STEP 3: SUBAGENT DISPATCH SYSTEM

3.1 Dispatch Pattern

CRITICAL: Spawn ALL 9 experts in a SINGLE message with multiple Task tool calls for true parallelism.

Use Task tool with:
  subagent_type: "general-purpose"
  description: "{Guru Name} analysis of {TICKER}"
  prompt: [Constructed from expert template + injected data]

3.2 Expert Prompt Construction

For each expert, construct the prompt by:

  1. Load the expert template from experts/{guru_id}.md

  2. Replace template variables with pre-calculated data:

    • {TICKER} → actual ticker symbol
    • {COMPANY_NAME} → from company_facts
    • {current_price} → latest price
    • {market_cap} → formatted market cap

    Pre-calculated Metrics (from Python processing layer):

    • {piotroski_json} → Piotroski F-Score with component breakdown
    • {altman_json} → Altman Z-Score with zone classification
    • {beneish_json} → Beneish M-Score with red flags
    • {owner_earnings_json} → Owner Earnings calculation
    • {roic_json} → ROIC with interpretation
    • {graham_json} → Graham Number and NCAV
    • {valuation_json} → PEG, EV/EBITDA, FCF yield, etc.
    • {growth_json} → CAGR, trends, acceleration

    Context Data:

    • {filings_content} → formatted SEC filings
    • {news_items} → formatted news items
    • {holdings_json} → 13-F holdings for this guru (with 3-year history)
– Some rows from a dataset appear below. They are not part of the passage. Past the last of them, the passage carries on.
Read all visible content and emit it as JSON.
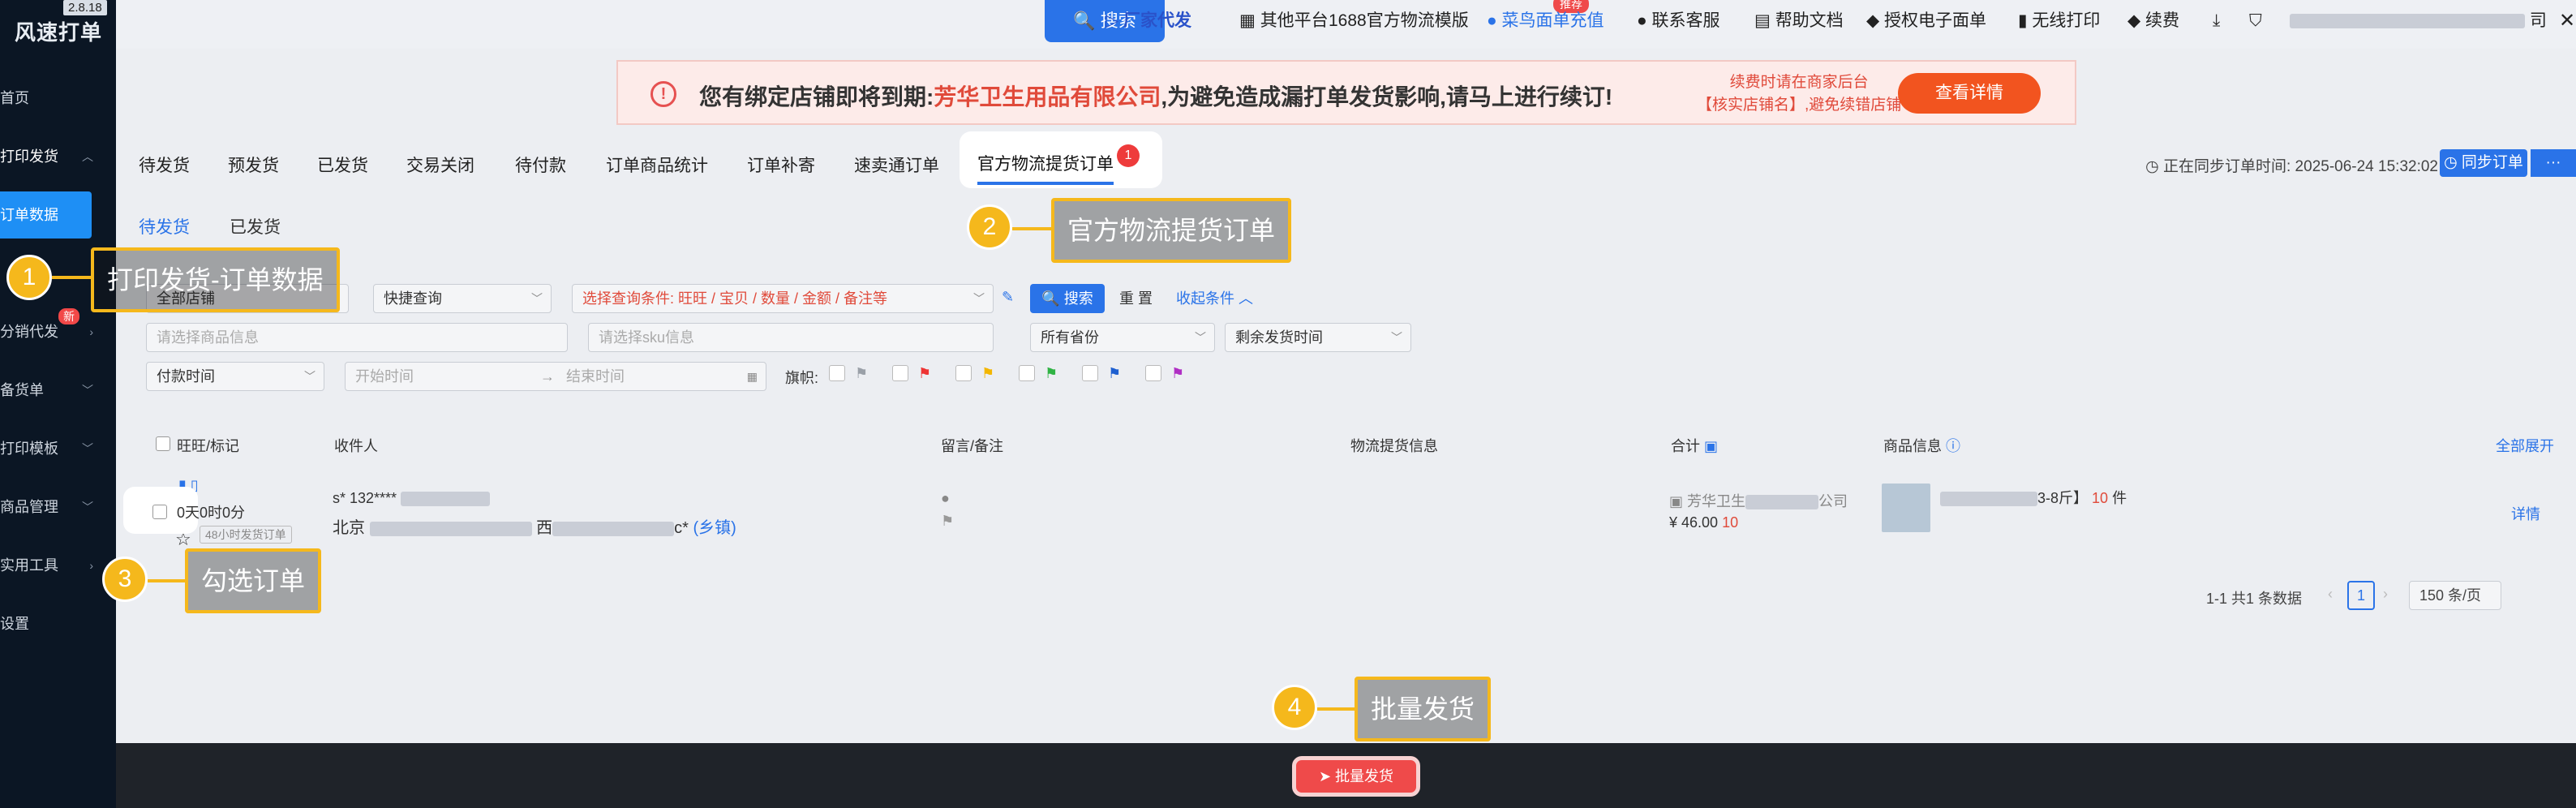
{
  "app": {
    "name": "风速打单",
    "version": "2.8.18"
  },
  "sidebar": {
    "items": [
      {
        "label": "首页"
      },
      {
        "label": "打印发货"
      },
      {
        "label": "订单数据"
      },
      {
        "label": "分销代发"
      },
      {
        "label": "备货单"
      },
      {
        "label": "打印模板"
      },
      {
        "label": "商品管理"
      },
      {
        "label": "实用工具"
      },
      {
        "label": "设置"
      }
    ],
    "new_badge": "新"
  },
  "topbar": {
    "search": "搜索",
    "items": [
      "厂家代发",
      "其他平台",
      "1688官方物流模版",
      "菜鸟面单充值",
      "联系客服",
      "帮助文档",
      "授权电子面单",
      "无线打印",
      "续费"
    ],
    "recommend_badge": "推荐",
    "account_tail": "司"
  },
  "banner": {
    "msg_prefix": "您有绑定店铺即将到期:",
    "shop": "芳华卫生用品有限公司",
    "msg_suffix": ",为避免造成漏打单发货影响,请马上进行续订!",
    "hint_line1": "续费时请在商家后台",
    "hint_line2": "【核实店铺名】,避免续错店铺",
    "detail_button": "查看详情"
  },
  "tabs": [
    {
      "label": "待发货"
    },
    {
      "label": "预发货"
    },
    {
      "label": "已发货"
    },
    {
      "label": "交易关闭"
    },
    {
      "label": "待付款"
    },
    {
      "label": "订单商品统计"
    },
    {
      "label": "订单补寄"
    },
    {
      "label": "速卖通订单"
    }
  ],
  "official_tab": {
    "label": "官方物流提货订单",
    "count": "1"
  },
  "sync": {
    "text": "正在同步订单时间: 2025-06-24 15:32:02",
    "button": "同步订单",
    "more": "···"
  },
  "subtabs": [
    {
      "label": "待发货"
    },
    {
      "label": "已发货"
    }
  ],
  "filters": {
    "all_shops": "全部店铺",
    "quick_query": "快捷查询",
    "query_condition": "选择查询条件: 旺旺 / 宝贝 / 数量 / 金额 / 备注等",
    "search": "搜索",
    "reset": "重 置",
    "collapse": "收起条件",
    "goods_placeholder": "请选择商品信息",
    "sku_placeholder": "请选择sku信息",
    "province": "所有省份",
    "remaining": "剩余发货时间",
    "pay_time": "付款时间",
    "start_time": "开始时间",
    "end_time": "结束时间",
    "flag_label": "旗帜:"
  },
  "table": {
    "headers": {
      "wangwang": "旺旺/标记",
      "receiver": "收件人",
      "remark": "留言/备注",
      "logistics": "物流提货信息",
      "total": "合计",
      "goods": "商品信息",
      "expand": "全部展开"
    },
    "row": {
      "time_left": "0天0时0分",
      "tag": "48小时发货订单",
      "phone": "s* 132****",
      "address_city": "北京",
      "address_mid": "西",
      "address_end": "c*",
      "township": "(乡镇)",
      "company": "芳华卫生",
      "company_tail": "公司",
      "amount": "¥ 46.00",
      "amount_tail": "10",
      "goods_spec": "3-8斤】",
      "goods_qty": "10",
      "goods_unit": "件",
      "detail": "详情"
    }
  },
  "pager": {
    "summary": "1-1 共1 条数据",
    "page": "1",
    "size": "150 条/页"
  },
  "bulk_button": "批量发货",
  "callouts": [
    {
      "num": "1",
      "text": "打印发货-订单数据"
    },
    {
      "num": "2",
      "text": "官方物流提货订单"
    },
    {
      "num": "3",
      "text": "勾选订单"
    },
    {
      "num": "4",
      "text": "批量发货"
    }
  ]
}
3.3 Parallel Dispatch Call

Execute this SINGLE message with 9 Task tool invocations:

// DISPATCH ALL 9 EXPERTS IN PARALLEL - SINGLE MESSAGE

Task({
  subagent_type: "general-purpose",
  description: "Warren Buffett analysis of {TICKER}",
  prompt: constructedBuffettPrompt
})

Task({
  subagent_type: "general-purpose",
  description: "Ben Graham analysis of {TICKER}",
  prompt: constructedGrahamPrompt
})

Task({
  subagent_type: "general-purpose",
  description: "Peter Lynch analysis of {TICKER}",
  prompt: constructedLynchPrompt
})

Task({
  subagent_type: "general-purpose",
  description: "Cathie Wood analysis of {TICKER}",
  prompt: constructedWoodPrompt
})

Task({
  subagent_type: "general-purpose",
  description: "George Soros analysis of {TICKER}",
  prompt: constructedSorosPrompt
})

Task({
  subagent_type: "general-purpose",
  description: "Ray Dalio analysis of {TICKER}",
  prompt: constructedDalioPrompt
})

Task({
  subagent_type: "general-purpose",
  description: "Michael Burry analysis of {TICKER}",
  prompt: constructedBurryPrompt
})

Task({
  subagent_type: "general-purpose",
  description: "Jim Simons analysis of {TICKER}",
  prompt: constructedSimonsPrompt
})

Task({
  subagent_type: "general-purpose",
  description: "Robert Shiller analysis of {TICKER}",
  prompt: constructedShillerPrompt
})

3.4 Response Collection

After parallel dispatch:

  1. Collect all 9 responses
  2. Parse JSON from each expert's response
  3. Validate schema compliance
  4. Handle any failures gracefully (continue with N-1 experts)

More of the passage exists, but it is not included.